The delays are due in large part to pressure from the airline industry, which, one would hope, fully comprehends its compelling interest in flight safety. Certainly, the former owners of the now-defunct Colgan Air, operator of the plane that crashed in Clarence, have learned that lesson, though in the hardest way possible.
The industry objected to the new law’s requirement for 1,500 hours of flight time for new co-pilots, fearing it could cause a pilot shortage. The FAA relented and set that requirement lower for certain well-trained pilots. Still, the president of the Regional Airline Association, Roger Cohen, acknowledged that more than 8,000 pilots have taken steps to acquire an air transport pilot certificate, which the FAA will now require for first officers as well as captains.

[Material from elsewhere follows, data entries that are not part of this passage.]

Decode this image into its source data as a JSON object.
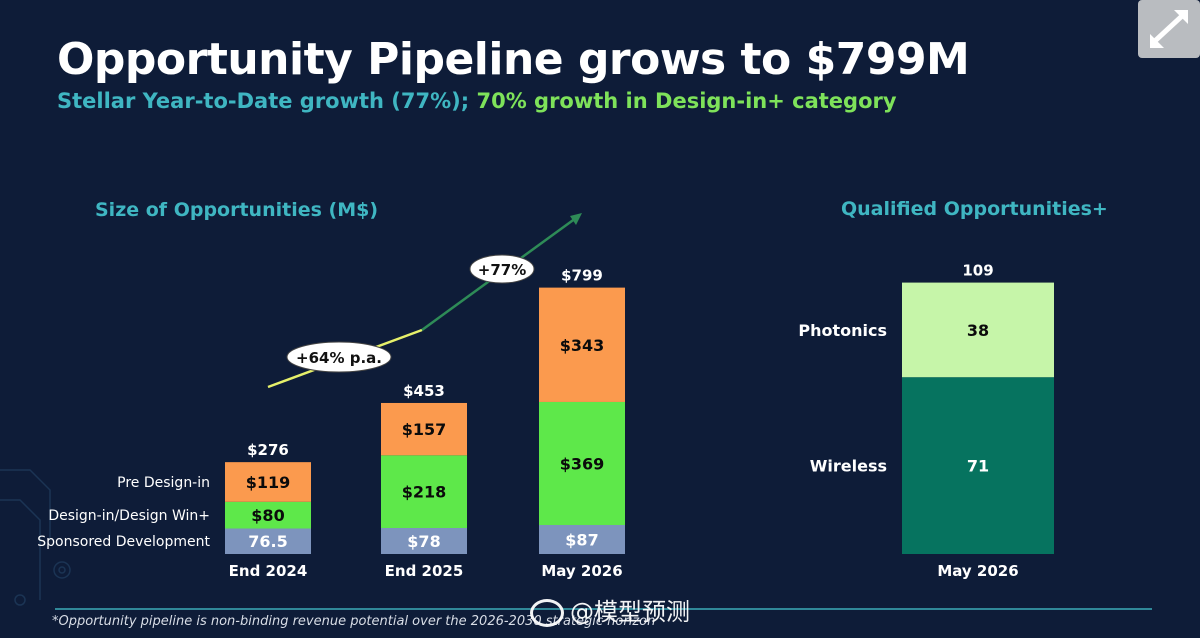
{
  "header": {
    "title": "Opportunity Pipeline grows to $799M",
    "subtitle_part1": "Stellar Year-to-Date growth (77%); ",
    "subtitle_part2": "70% growth in Design-in+ category"
  },
  "footnote": "*Opportunity pipeline is non-binding revenue potential over the 2026-2030 strategic horizon",
  "watermark": "@模型预测",
  "colors": {
    "background": "#0e1c38",
    "sponsored": "#7d94bd",
    "design_in": "#5ee84a",
    "pre_design": "#fb9a4e",
    "photonics": "#c6f5a9",
    "wireless": "#06735f",
    "accent": "#3fb6c2"
  },
  "chart_data": [
    {
      "type": "bar",
      "title": "Size of Opportunities (M$)",
      "categories": [
        "End 2024",
        "End 2025",
        "May 2026"
      ],
      "series": [
        {
          "name": "Sponsored Development",
          "values": [
            76.5,
            78,
            87
          ],
          "labels": [
            "76.5",
            "$78",
            "$87"
          ]
        },
        {
          "name": "Design-in/Design Win+",
          "values": [
            80,
            218,
            369
          ],
          "labels": [
            "$80",
            "$218",
            "$369"
          ]
        },
        {
          "name": "Pre Design-in",
          "values": [
            119,
            157,
            343
          ],
          "labels": [
            "$119",
            "$157",
            "$343"
          ]
        }
      ],
      "totals": [
        276,
        453,
        799
      ],
      "total_labels": [
        "$276",
        "$453",
        "$799"
      ],
      "annotations": [
        "+64% p.a.",
        "+77%"
      ],
      "stacked": true
    },
    {
      "type": "bar",
      "title": "Qualified Opportunities+",
      "categories": [
        "May 2026"
      ],
      "series": [
        {
          "name": "Wireless",
          "values": [
            71
          ],
          "labels": [
            "71"
          ]
        },
        {
          "name": "Photonics",
          "values": [
            38
          ],
          "labels": [
            "38"
          ]
        }
      ],
      "totals": [
        109
      ],
      "total_labels": [
        "109"
      ],
      "stacked": true
    }
  ]
}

The new regulations will take effect as soon as they are published in the Federal Register. They also require that:
• Pilots have a minimum of 1,000 flight hours of experience as co-pilots before becoming captains.
• Pilots and co-pilots get an air transport pilot certificate, which in addition to the 1,500 hours of flight experience or its equivalent also demands 50 hours of experience on a multi-engine plane. Exemptions from the 1,500-hour requirement will be allowed for military pilots with 750 hours of flight time, graduates with a bachelor’s degree in aviation with 1,000 hours of flight time and those with an associate’s degree with an aviation major who have 1,250 hours of flight time.

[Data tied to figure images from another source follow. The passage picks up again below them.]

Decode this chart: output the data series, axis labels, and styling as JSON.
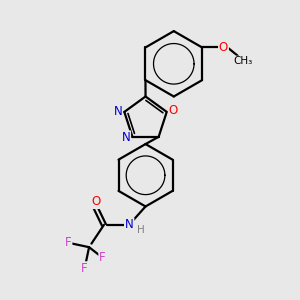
{
  "bg_color": "#e8e8e8",
  "bond_color": "#000000",
  "bond_width": 1.6,
  "atom_colors": {
    "N": "#0000cc",
    "O": "#ff0000",
    "F": "#cc44cc",
    "H": "#808080",
    "C": "#000000"
  },
  "font_size_atom": 8.5,
  "font_size_small": 7.5,
  "figsize": [
    3.0,
    3.0
  ],
  "dpi": 100
}
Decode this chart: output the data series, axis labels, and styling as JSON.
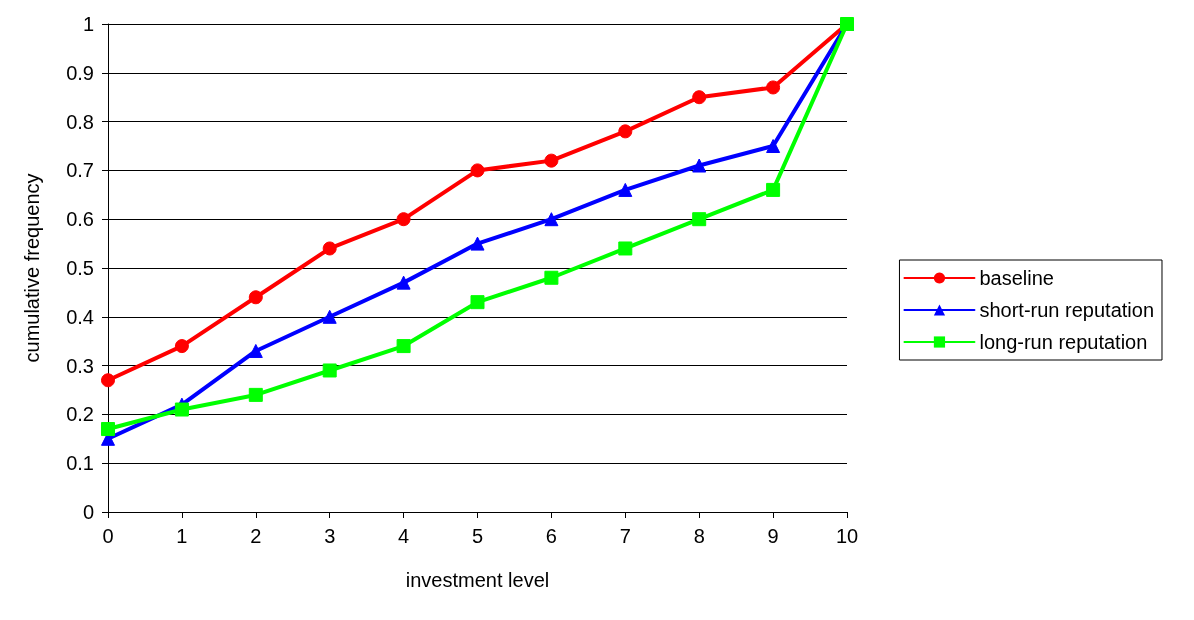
{
  "chart_data": {
    "type": "line",
    "xlabel": "investment level",
    "ylabel": "cumulative frequency",
    "x": [
      0,
      1,
      2,
      3,
      4,
      5,
      6,
      7,
      8,
      9,
      10
    ],
    "xlim": [
      0,
      10
    ],
    "xticks": [
      0,
      1,
      2,
      3,
      4,
      5,
      6,
      7,
      8,
      9,
      10
    ],
    "ylim": [
      0,
      1
    ],
    "yticks": [
      0,
      0.1,
      0.2,
      0.3,
      0.4,
      0.5,
      0.6,
      0.7,
      0.8,
      0.9,
      1
    ],
    "grid": "y",
    "legend": "right",
    "line_style": "solid",
    "series": [
      {
        "name": "baseline",
        "color": "#ff0000",
        "marker": "circle",
        "values": [
          0.27,
          0.34,
          0.44,
          0.54,
          0.6,
          0.7,
          0.72,
          0.78,
          0.85,
          0.87,
          1
        ]
      },
      {
        "name": "short-run reputation",
        "color": "#0000ff",
        "marker": "triangle",
        "values": [
          0.15,
          0.22,
          0.33,
          0.4,
          0.47,
          0.55,
          0.6,
          0.66,
          0.71,
          0.75,
          1
        ]
      },
      {
        "name": "long-run reputation",
        "color": "#00ff00",
        "marker": "square",
        "values": [
          0.17,
          0.21,
          0.24,
          0.29,
          0.34,
          0.43,
          0.48,
          0.54,
          0.6,
          0.66,
          1
        ]
      }
    ]
  }
}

• First officers have an “aircraft type rating,” which involves additional training and testing specific to the type of aircraft they fly.

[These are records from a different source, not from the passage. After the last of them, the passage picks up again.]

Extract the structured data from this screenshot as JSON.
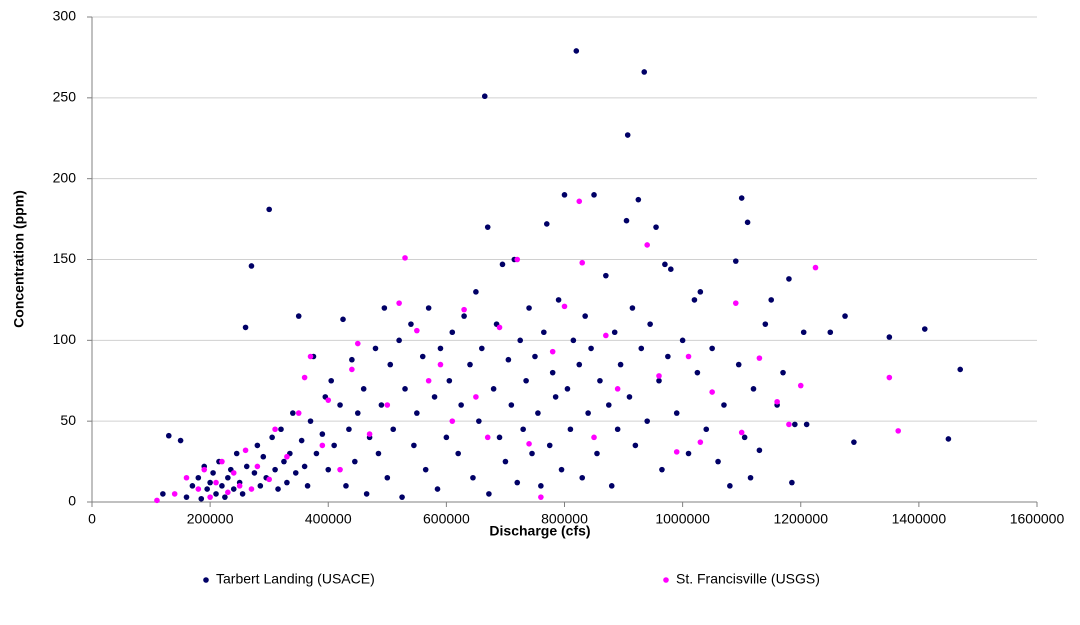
{
  "chart_data": {
    "type": "scatter",
    "x_label": "Discharge (cfs)",
    "y_label": "Concentration (ppm)",
    "xlim": [
      0,
      1600000
    ],
    "xticks": [
      0,
      200000,
      400000,
      600000,
      800000,
      1000000,
      1200000,
      1400000,
      1600000
    ],
    "ylim": [
      0,
      300
    ],
    "yticks": [
      0,
      50,
      100,
      150,
      200,
      250,
      300
    ],
    "grid": true,
    "legend": "bottom",
    "series": [
      {
        "name": "Tarbert Landing (USACE)",
        "color": "#000066",
        "x": [
          120000,
          130000,
          150000,
          160000,
          170000,
          180000,
          185000,
          190000,
          195000,
          200000,
          205000,
          210000,
          215000,
          220000,
          225000,
          230000,
          235000,
          240000,
          245000,
          250000,
          255000,
          260000,
          262000,
          270000,
          275000,
          280000,
          285000,
          290000,
          295000,
          300000,
          305000,
          310000,
          315000,
          320000,
          325000,
          330000,
          335000,
          340000,
          345000,
          350000,
          355000,
          360000,
          365000,
          370000,
          375000,
          380000,
          390000,
          395000,
          400000,
          405000,
          410000,
          420000,
          425000,
          430000,
          435000,
          440000,
          445000,
          450000,
          460000,
          465000,
          470000,
          480000,
          485000,
          490000,
          495000,
          500000,
          505000,
          510000,
          520000,
          525000,
          530000,
          540000,
          545000,
          550000,
          560000,
          565000,
          570000,
          580000,
          585000,
          590000,
          600000,
          605000,
          610000,
          620000,
          625000,
          630000,
          640000,
          645000,
          650000,
          655000,
          660000,
          665000,
          670000,
          672000,
          680000,
          685000,
          690000,
          695000,
          700000,
          705000,
          710000,
          715000,
          720000,
          725000,
          730000,
          735000,
          740000,
          745000,
          750000,
          755000,
          760000,
          765000,
          770000,
          775000,
          780000,
          785000,
          790000,
          795000,
          800000,
          805000,
          810000,
          815000,
          820000,
          825000,
          830000,
          835000,
          840000,
          845000,
          850000,
          855000,
          860000,
          870000,
          875000,
          880000,
          885000,
          890000,
          895000,
          905000,
          907000,
          910000,
          915000,
          920000,
          925000,
          930000,
          935000,
          940000,
          945000,
          955000,
          960000,
          965000,
          970000,
          975000,
          980000,
          990000,
          1000000,
          1010000,
          1020000,
          1025000,
          1030000,
          1040000,
          1050000,
          1060000,
          1070000,
          1080000,
          1090000,
          1095000,
          1100000,
          1105000,
          1110000,
          1115000,
          1120000,
          1130000,
          1140000,
          1150000,
          1160000,
          1170000,
          1180000,
          1185000,
          1190000,
          1205000,
          1210000,
          1250000,
          1275000,
          1290000,
          1350000,
          1410000,
          1450000,
          1470000
        ],
        "values": [
          5,
          41,
          38,
          3,
          10,
          15,
          2,
          22,
          8,
          12,
          18,
          5,
          25,
          10,
          3,
          15,
          20,
          8,
          30,
          12,
          5,
          108,
          22,
          146,
          18,
          35,
          10,
          28,
          15,
          181,
          40,
          20,
          8,
          45,
          25,
          12,
          30,
          55,
          18,
          115,
          38,
          22,
          10,
          50,
          90,
          30,
          42,
          65,
          20,
          75,
          35,
          60,
          113,
          10,
          45,
          88,
          25,
          55,
          70,
          5,
          40,
          95,
          30,
          60,
          120,
          15,
          85,
          45,
          100,
          3,
          70,
          110,
          35,
          55,
          90,
          20,
          120,
          65,
          8,
          95,
          40,
          75,
          105,
          30,
          60,
          115,
          85,
          15,
          130,
          50,
          95,
          251,
          170,
          5,
          70,
          110,
          40,
          147,
          25,
          88,
          60,
          150,
          12,
          100,
          45,
          75,
          120,
          30,
          90,
          55,
          10,
          105,
          172,
          35,
          80,
          65,
          125,
          20,
          190,
          70,
          45,
          100,
          279,
          85,
          15,
          115,
          55,
          95,
          190,
          30,
          75,
          140,
          60,
          10,
          105,
          45,
          85,
          174,
          227,
          65,
          120,
          35,
          187,
          95,
          266,
          50,
          110,
          170,
          75,
          20,
          147,
          90,
          144,
          55,
          100,
          30,
          125,
          80,
          130,
          45,
          95,
          25,
          60,
          10,
          149,
          85,
          188,
          40,
          173,
          15,
          70,
          32,
          110,
          125,
          60,
          80,
          138,
          12,
          48,
          105,
          48,
          105,
          115,
          37,
          102,
          107,
          39,
          82
        ]
      },
      {
        "name": "St. Francisville (USGS)",
        "color": "#ff00ff",
        "x": [
          110000,
          140000,
          160000,
          180000,
          190000,
          200000,
          210000,
          220000,
          230000,
          240000,
          250000,
          260000,
          270000,
          280000,
          300000,
          310000,
          330000,
          350000,
          360000,
          370000,
          390000,
          400000,
          420000,
          440000,
          450000,
          470000,
          500000,
          520000,
          530000,
          550000,
          570000,
          590000,
          610000,
          630000,
          650000,
          670000,
          690000,
          720000,
          740000,
          760000,
          780000,
          800000,
          825000,
          830000,
          850000,
          870000,
          890000,
          940000,
          960000,
          990000,
          1010000,
          1030000,
          1050000,
          1090000,
          1100000,
          1130000,
          1160000,
          1180000,
          1200000,
          1225000,
          1350000,
          1365000
        ],
        "values": [
          1,
          5,
          15,
          8,
          20,
          3,
          12,
          25,
          6,
          18,
          10,
          32,
          8,
          22,
          14,
          45,
          28,
          55,
          77,
          90,
          35,
          63,
          20,
          82,
          98,
          42,
          60,
          123,
          151,
          106,
          75,
          85,
          50,
          119,
          65,
          40,
          108,
          150,
          36,
          3,
          93,
          121,
          186,
          148,
          40,
          103,
          70,
          159,
          78,
          31,
          90,
          37,
          68,
          123,
          43,
          89,
          62,
          48,
          72,
          145,
          77,
          44
        ]
      }
    ]
  }
}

These are all valuable changes that will help to make flying safer in this country. So will the 2011 pilot fatigue rules, which were also a response to the crash of Flight 3407. Next up are the training rules, which are expected to include new training regarding stalls, which occur when airspeed falls too low.
Separately and importantly, Rep. Brian Higgins, D-Buffalo, and Sen. Charles E. Schumer, D-N.Y., are pushing for heightened international standards on pilot training. They noted the similarities between the 2009 crash in Clarence Center and last week’s crash in San Francisco of an Asiana Airlines Boeing 777. They want other nations to improve their own flight training rules or face limitations on their ability to land in this country. The FAA should push for that requirement.
The Families of Flight 3407 – the survivors of the crash victims – have fought diligently for these changes. It has been a brave and critical campaign, facing down Congress, the airline industry and the FAA to win changes that will make airline travel safer for all. They are converting terrible loss into public benefit, and for that, all Americans can be grateful.